S. pneumoniae (S. pn) is one of the major pathogens in upper and lower respiratory tract infections in children. In most children with recurrent respiratory tract infections, no overt immunodeficiency is found, although low total IgA and IgG2 serum levels are observed in 15-25% of these patients. Furthermore, 5 to 15% of the patients fail to make antipneumococcal (anti-pnc) antibody responses upon vaccination with pneumococcal polysaccharide (PPS) vaccine. However, despite "normal" total anti-pnc antibody responses in the remaining 85-95% of these children and normal total serum IgA and IgG2 levels, many children show abnormalities in the immune response upon PPS vaccine when IgM, IgG1, IgG2 and IgA anti-pnc responses are analysed in more detail. It was then observed that, although IgG1 and IgM antibody titers are relatively similar to adult responses, while anti-pnc IgA and IgG2 antibody responses are very low as compared to controls. The possible value of IgG2 anti-pnc antibodies in the defense against infections with pneumococci, is emphasized in in vitro studies of S.pn phagocytosis by PMN. We found the efficacy of phagocytosis of serum-opsonized S.pn to be primarily related to IgG2 anti-pnc antibody titers.

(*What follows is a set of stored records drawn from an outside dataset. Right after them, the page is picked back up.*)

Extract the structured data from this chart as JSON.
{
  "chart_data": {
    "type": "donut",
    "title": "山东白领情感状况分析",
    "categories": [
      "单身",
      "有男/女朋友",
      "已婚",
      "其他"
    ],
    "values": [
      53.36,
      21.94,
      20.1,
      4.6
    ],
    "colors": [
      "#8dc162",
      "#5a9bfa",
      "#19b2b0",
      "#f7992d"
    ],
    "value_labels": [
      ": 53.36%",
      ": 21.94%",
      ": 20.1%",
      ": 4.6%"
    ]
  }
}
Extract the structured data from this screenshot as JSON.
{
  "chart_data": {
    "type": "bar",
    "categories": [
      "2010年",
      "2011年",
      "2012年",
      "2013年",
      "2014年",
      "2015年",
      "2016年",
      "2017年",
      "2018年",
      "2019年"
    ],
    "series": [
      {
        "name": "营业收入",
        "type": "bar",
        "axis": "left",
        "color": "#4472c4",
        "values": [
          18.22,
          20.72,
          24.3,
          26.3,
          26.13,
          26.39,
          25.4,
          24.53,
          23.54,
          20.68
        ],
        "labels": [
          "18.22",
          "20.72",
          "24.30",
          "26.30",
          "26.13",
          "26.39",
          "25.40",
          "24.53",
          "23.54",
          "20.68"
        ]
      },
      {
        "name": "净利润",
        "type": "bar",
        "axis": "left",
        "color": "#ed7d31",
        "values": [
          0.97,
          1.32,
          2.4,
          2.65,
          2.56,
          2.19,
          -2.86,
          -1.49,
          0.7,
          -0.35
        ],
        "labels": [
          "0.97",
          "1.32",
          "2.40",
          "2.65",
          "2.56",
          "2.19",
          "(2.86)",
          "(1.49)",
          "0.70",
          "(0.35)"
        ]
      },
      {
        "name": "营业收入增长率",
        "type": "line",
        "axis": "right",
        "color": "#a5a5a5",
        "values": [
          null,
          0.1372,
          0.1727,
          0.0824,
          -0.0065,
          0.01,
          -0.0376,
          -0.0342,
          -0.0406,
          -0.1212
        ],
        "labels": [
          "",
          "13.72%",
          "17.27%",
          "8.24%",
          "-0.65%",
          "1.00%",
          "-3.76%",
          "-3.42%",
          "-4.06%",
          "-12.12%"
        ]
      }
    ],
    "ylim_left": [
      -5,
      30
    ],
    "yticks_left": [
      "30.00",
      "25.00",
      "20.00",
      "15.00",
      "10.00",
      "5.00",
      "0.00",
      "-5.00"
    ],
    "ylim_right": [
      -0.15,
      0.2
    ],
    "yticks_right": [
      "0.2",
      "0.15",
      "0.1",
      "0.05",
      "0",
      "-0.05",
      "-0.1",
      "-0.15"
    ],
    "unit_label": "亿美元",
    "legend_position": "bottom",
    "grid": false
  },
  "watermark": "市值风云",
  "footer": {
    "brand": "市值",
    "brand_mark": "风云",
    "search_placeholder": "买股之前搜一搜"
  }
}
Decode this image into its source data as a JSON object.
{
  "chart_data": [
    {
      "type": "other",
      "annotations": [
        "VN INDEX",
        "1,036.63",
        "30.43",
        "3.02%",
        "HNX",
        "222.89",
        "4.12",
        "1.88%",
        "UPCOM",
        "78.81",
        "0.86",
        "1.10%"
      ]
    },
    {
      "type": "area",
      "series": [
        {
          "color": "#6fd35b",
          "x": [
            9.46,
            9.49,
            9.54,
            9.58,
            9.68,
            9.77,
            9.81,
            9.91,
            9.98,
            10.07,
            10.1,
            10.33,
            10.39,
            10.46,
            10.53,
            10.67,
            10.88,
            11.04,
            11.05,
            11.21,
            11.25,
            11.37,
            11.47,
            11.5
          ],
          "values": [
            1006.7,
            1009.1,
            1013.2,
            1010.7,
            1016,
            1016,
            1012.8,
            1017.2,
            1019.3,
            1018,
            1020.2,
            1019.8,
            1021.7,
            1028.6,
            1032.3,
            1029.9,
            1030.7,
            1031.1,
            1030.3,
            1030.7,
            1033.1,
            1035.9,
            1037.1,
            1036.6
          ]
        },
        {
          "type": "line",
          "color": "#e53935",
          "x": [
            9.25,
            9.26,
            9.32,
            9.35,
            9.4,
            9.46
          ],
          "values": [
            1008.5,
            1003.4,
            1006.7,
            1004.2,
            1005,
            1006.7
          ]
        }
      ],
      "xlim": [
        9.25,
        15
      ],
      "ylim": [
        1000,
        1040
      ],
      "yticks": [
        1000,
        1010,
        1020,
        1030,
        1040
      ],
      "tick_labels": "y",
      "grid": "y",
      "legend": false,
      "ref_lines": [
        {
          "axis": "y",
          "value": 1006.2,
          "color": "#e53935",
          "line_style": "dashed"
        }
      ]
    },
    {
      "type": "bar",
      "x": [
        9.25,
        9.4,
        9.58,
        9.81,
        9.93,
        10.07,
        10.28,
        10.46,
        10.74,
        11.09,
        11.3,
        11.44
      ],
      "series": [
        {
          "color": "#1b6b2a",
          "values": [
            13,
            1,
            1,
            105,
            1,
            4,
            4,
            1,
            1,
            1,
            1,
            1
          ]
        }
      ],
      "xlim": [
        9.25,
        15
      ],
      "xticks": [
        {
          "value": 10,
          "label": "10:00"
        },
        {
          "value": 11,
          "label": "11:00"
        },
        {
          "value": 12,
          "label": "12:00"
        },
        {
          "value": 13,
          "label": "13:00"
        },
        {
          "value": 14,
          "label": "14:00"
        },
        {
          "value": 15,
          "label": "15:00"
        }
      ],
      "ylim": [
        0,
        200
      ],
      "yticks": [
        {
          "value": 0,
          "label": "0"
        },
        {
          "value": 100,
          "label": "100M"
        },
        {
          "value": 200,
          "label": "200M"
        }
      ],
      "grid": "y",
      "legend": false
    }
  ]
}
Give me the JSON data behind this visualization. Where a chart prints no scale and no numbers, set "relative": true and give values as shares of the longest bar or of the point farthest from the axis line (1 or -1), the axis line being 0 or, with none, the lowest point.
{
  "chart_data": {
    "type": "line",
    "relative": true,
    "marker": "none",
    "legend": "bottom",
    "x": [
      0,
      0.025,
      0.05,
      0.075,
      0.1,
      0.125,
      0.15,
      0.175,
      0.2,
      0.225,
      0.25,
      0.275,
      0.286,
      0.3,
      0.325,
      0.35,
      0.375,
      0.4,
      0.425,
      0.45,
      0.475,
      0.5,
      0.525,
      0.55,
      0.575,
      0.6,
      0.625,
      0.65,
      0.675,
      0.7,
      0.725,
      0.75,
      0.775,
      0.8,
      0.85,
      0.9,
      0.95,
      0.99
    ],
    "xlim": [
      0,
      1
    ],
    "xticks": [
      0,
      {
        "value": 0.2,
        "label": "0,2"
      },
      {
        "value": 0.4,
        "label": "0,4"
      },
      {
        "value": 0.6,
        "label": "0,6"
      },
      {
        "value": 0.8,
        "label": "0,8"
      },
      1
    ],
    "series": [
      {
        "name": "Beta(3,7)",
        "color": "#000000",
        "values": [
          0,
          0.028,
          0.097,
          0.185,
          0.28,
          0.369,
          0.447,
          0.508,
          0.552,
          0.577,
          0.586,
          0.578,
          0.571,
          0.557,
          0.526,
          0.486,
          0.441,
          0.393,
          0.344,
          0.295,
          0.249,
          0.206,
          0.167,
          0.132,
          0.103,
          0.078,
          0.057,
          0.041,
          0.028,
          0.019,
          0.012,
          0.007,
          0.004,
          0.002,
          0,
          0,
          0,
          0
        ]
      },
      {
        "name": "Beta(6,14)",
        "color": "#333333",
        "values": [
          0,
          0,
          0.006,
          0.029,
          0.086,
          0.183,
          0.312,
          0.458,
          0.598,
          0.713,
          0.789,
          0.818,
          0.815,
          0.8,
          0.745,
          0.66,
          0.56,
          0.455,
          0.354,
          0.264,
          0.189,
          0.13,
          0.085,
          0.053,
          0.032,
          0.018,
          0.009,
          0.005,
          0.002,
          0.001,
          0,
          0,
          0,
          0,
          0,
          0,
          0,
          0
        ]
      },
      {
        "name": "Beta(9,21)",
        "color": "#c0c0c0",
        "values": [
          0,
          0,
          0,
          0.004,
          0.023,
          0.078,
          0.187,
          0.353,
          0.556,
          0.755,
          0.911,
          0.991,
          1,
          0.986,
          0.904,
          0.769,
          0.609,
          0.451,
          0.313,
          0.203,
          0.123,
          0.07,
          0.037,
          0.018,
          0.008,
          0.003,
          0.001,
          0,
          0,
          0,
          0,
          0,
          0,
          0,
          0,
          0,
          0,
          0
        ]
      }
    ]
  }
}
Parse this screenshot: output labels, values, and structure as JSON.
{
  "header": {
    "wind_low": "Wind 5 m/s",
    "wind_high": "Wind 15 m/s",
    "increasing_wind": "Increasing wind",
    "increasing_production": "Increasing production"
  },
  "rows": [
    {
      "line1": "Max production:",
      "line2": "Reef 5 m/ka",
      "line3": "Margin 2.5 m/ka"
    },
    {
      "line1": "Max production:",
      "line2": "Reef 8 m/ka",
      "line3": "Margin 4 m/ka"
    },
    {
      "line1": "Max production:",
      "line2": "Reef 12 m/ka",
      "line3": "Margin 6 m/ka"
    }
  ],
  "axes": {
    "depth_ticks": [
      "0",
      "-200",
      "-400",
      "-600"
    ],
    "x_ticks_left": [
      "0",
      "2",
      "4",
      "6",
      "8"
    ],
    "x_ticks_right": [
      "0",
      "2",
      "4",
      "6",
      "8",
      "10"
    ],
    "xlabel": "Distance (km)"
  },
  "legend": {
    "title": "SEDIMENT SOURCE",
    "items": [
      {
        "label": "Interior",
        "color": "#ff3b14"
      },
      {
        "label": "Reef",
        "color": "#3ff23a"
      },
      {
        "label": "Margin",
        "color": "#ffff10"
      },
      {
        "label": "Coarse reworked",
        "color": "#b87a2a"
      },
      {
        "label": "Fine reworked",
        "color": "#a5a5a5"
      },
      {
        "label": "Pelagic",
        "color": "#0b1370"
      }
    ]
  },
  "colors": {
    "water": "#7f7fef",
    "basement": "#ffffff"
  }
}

Furthermore, phagocytosis of S. pn is primarily dependent on the FcγIIa-receptor (CD32) expressed on phagocytic cells, with a minor contribution of FcγRIIIb (CD16). In our assay, phagocytosis is independent of serum complement levels. We recently developed a FcγRIIa-transfected cell line that proved to be an excellent read-out model for testing opsonic antibodies in patients sera. Furthermore, the FcγRIIa structural and functional polymorphism (FcγRIIa-H131/R131) affects serum-opsonized S. pn phagocytosis. Last but not least, we found the allelic functional polymorphism of the "IgG receptor for IgG2" - FcγRIIa (CD32) - to contribute to the susceptibility for bacterial upper respiratory tract infections in children. These and other data point to a relevant role for anti-pnc IgG2 antibodies and to a role of FcγRIIa polymorphism in infectious disease. The role of FcγRIIa polymorphism is also illustrated in infectious diseases as meningococcal sepsis/meningitis. These and other data will be discussed.